Missile strike suggests Petraeus continuing them

A suspected U.S. missile targeting a Taliban commander killed 13 people near the Afghan border Friday, a sign that America's new general for the region is not heeding Islamabad's pleas for a halt to the strikes.

A surge in U.S. cross-border attacks since August has angered Pakistani officials who say the raids violate the nuclear-armed country's sovereignty and undermine its anti-terror war in the border region.

Repairing strained ties while keeping pressure on al-Qaida and Taliban commanders leaders hiding in the lawless frontier area will be a key challenge for Barack Obama when he becomes president in January.

The latest attack was in Kam Sam village in North Waziristan region, a stronghold for militants blamed for killing U.S. troops in Afghanistan and suicide blasts within Pakistan.

A Pakistani intelligence official said an agent who visited the village reported that 13 suspected militants were killed. The official said the targeted house belonged to a Taliban commander and that authorities were working to determine the identities of the dead.

A government representative in the region also put the death toll at 13.

The officials spoke on condition of anonymity.

It was the first suspected U.S. attack since Gen. David Petraeus took over as head of the U.S. Central Command on Oct. 31, giving him overall command of the wars in Iraq and Afghanistan. He visited Pakistan and Afghanistan this week.

In an interview with The Associated Press in Afghanistan on Thursday, Petraeus said the border strikes have killed three “extremist leaders.” He did not identify the men.

There have been unconfirmed media reports that senior al-Qaida operatives Abu Jihad al Masri, described by the U.S. government as the terror network's propaganda chief, and Khalid Habib, a regional commander, died in missile strikes in Pakistan in October.

Similar attacks in the border region killed senior al-Qaida commander Abu Laith al-Libi in January and Egyptian explosives and poisons expert Abu Khabab al-Masri in July.

The mountainous region where the government has never had much control is considered a likely hiding place for Osama bin Laden and his No. 2 Ayman al-Zawahri.

There have been at least 18 missile strikes into Pakistan since August, more than three times as many as in 2007, apparently reflecting U.S. frustration at insufficient action by Islamabad against extremists.

Pakistan leaders said they asked Petraeus to halt the strikes, which they said were angering residents, making it difficult to get their cooperation with military offensives.

Petraeus said he would “take on board” the request, but Pakistani officials said he gave no promise attacks would stop.

During the election campaign, Obama said he would attack al-Qaida targets in the border area if Pakistan was unwilling or unable, suggesting he would not stop the strikes.

The frequency of the raids has led some analysts to speculate Pakistani leaders have privately agreed to them on the understanding they will publicly be critical – something denied by Pakistani officials.

Pakistan's elected leaders have little leverage with the U.S. to force it to stop the strikes because they need Washington's help to get the country out of a crushing economic crisis.

The Pakistani army is undertaking a major offensive in the border region.

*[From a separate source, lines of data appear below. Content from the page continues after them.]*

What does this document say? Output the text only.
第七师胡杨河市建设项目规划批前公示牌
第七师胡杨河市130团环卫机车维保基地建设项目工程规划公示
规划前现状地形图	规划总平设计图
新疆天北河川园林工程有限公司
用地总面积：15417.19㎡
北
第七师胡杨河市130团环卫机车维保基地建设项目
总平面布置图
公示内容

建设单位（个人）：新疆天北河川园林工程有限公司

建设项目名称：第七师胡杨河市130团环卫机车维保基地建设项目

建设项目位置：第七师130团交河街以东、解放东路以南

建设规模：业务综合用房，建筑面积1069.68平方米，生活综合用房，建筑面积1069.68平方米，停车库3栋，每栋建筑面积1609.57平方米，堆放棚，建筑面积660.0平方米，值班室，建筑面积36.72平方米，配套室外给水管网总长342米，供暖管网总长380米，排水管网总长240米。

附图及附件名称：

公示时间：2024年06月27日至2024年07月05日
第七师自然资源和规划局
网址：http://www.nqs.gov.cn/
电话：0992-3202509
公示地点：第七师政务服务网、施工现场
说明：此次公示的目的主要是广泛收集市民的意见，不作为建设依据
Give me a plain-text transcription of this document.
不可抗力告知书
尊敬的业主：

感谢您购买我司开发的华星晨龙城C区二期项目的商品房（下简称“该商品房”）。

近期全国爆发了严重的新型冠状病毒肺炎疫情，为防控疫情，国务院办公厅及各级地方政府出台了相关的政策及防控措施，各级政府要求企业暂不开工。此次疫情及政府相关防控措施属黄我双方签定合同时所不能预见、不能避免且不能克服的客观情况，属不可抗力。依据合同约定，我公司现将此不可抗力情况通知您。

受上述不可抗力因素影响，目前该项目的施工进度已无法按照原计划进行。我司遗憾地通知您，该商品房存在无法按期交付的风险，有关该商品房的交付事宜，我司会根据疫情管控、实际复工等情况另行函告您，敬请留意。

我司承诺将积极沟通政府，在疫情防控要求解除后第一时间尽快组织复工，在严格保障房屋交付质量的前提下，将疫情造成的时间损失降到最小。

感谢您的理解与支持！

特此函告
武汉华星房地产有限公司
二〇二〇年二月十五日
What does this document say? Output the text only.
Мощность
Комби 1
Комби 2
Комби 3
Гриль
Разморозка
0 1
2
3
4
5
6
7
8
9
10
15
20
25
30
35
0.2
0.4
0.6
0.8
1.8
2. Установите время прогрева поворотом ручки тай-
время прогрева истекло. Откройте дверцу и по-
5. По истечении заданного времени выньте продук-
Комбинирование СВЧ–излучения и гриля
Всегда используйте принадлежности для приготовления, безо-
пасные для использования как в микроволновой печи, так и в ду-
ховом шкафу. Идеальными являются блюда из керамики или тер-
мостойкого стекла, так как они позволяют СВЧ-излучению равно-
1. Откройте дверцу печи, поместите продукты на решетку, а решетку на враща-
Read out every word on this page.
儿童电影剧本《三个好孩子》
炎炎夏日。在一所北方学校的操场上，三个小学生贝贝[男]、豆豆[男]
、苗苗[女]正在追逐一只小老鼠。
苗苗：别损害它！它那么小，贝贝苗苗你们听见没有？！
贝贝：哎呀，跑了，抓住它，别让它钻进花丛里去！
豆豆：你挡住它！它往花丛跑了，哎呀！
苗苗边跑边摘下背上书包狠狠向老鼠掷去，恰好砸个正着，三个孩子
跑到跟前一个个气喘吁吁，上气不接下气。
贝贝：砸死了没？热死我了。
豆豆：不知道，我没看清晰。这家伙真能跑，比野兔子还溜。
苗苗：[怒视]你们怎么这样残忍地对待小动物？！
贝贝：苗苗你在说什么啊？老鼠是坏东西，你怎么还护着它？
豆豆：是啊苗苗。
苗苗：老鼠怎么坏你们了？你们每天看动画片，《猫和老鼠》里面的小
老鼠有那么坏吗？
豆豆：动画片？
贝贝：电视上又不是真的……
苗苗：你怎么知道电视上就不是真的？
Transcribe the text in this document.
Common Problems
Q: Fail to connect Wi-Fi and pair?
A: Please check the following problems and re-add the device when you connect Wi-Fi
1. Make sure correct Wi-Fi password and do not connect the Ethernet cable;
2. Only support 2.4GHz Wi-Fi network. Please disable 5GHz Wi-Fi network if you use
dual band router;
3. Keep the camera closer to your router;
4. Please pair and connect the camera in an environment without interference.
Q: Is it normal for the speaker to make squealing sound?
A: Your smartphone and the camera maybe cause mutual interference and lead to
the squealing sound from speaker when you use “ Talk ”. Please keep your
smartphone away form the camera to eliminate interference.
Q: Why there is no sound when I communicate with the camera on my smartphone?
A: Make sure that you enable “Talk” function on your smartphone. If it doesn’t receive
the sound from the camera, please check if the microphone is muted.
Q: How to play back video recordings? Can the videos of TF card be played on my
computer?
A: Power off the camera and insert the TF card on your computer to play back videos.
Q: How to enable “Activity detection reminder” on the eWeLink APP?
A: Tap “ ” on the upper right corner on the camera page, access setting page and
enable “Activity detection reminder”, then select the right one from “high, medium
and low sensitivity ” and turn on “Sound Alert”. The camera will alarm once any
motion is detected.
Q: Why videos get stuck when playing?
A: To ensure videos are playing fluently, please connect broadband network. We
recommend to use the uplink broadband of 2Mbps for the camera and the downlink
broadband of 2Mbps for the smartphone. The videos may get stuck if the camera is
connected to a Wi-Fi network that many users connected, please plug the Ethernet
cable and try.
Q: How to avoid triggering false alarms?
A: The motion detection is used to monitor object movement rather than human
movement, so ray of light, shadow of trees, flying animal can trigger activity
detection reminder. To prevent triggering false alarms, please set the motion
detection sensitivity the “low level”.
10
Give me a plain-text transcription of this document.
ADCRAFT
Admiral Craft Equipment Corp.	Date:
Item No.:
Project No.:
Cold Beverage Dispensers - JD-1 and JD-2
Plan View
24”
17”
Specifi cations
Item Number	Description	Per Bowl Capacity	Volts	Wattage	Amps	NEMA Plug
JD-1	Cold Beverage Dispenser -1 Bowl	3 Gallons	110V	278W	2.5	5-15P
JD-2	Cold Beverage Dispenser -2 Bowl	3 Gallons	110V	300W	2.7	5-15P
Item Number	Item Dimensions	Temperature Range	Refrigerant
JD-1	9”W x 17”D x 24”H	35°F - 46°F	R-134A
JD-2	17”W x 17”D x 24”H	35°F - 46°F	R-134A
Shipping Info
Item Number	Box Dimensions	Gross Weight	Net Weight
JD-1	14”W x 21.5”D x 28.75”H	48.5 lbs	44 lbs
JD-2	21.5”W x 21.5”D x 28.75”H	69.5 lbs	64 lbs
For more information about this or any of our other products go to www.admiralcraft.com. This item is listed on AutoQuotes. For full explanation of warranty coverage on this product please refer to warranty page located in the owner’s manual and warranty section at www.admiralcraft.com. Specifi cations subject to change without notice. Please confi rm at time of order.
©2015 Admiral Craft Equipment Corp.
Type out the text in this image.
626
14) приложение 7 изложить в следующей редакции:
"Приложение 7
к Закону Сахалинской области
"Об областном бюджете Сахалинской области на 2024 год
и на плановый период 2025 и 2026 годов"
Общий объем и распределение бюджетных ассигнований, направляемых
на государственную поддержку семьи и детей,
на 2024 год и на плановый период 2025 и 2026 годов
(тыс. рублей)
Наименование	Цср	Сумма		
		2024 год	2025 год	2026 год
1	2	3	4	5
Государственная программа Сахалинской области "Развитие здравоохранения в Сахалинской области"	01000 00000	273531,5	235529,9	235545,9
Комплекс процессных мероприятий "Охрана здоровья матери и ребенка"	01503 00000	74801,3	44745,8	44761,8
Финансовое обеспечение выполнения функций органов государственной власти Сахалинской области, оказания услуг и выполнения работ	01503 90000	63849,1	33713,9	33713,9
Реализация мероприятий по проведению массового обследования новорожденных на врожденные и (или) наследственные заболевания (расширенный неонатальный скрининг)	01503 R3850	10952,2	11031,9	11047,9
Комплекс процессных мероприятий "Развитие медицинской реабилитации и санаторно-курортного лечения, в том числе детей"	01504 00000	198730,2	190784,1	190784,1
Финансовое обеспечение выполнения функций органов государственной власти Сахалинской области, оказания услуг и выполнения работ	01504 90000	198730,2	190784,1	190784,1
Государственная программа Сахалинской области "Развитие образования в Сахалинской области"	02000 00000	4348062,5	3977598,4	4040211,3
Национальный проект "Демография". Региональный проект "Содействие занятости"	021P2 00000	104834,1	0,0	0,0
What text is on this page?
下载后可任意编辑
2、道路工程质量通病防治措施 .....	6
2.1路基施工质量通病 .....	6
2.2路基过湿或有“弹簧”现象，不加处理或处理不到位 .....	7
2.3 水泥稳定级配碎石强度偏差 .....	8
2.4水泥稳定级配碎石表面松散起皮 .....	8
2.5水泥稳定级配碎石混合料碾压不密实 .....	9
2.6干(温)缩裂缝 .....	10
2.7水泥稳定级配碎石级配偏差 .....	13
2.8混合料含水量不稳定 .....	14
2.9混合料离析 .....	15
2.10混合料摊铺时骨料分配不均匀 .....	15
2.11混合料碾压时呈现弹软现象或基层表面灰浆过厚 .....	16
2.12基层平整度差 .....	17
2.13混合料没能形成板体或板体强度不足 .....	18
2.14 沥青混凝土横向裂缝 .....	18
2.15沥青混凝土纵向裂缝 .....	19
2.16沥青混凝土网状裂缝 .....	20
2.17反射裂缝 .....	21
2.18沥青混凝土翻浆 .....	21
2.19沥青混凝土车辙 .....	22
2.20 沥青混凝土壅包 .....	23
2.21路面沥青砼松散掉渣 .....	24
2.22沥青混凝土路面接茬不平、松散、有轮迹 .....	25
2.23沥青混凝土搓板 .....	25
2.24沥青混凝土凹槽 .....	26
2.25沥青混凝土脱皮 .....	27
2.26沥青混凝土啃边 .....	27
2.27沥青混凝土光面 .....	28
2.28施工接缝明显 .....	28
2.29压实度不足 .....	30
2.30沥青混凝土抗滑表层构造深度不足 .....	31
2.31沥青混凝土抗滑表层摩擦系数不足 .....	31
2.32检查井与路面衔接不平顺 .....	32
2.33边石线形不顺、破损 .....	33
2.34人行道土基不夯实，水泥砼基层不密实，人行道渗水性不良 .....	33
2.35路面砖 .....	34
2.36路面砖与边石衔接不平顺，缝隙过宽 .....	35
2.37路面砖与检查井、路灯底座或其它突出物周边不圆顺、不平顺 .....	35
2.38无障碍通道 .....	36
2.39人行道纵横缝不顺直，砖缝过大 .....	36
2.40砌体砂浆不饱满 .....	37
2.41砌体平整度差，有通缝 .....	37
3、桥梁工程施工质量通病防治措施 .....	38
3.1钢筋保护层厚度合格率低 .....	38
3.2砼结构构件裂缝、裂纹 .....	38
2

Late Thursday, Pakistani helicopters and jets killed 17 suspected militants in Taliban strongholds near the Afghan border, said Jamil Khan, the No. 2 government representative in the semiautonomous Bajur region.

Meanwhile, authorities exchanged three captured Taliban militants – including a deputy to Pakistani Taliban leader Baitullah Mehsud – for 10 military personnel held by insurgents. Haji Afzal Khan, the mayor in northwestern Hangu district, said the prisoners were traded Wednesday and that Mehsud's freed deputy Rafiuddin had assured he would help with peace efforts.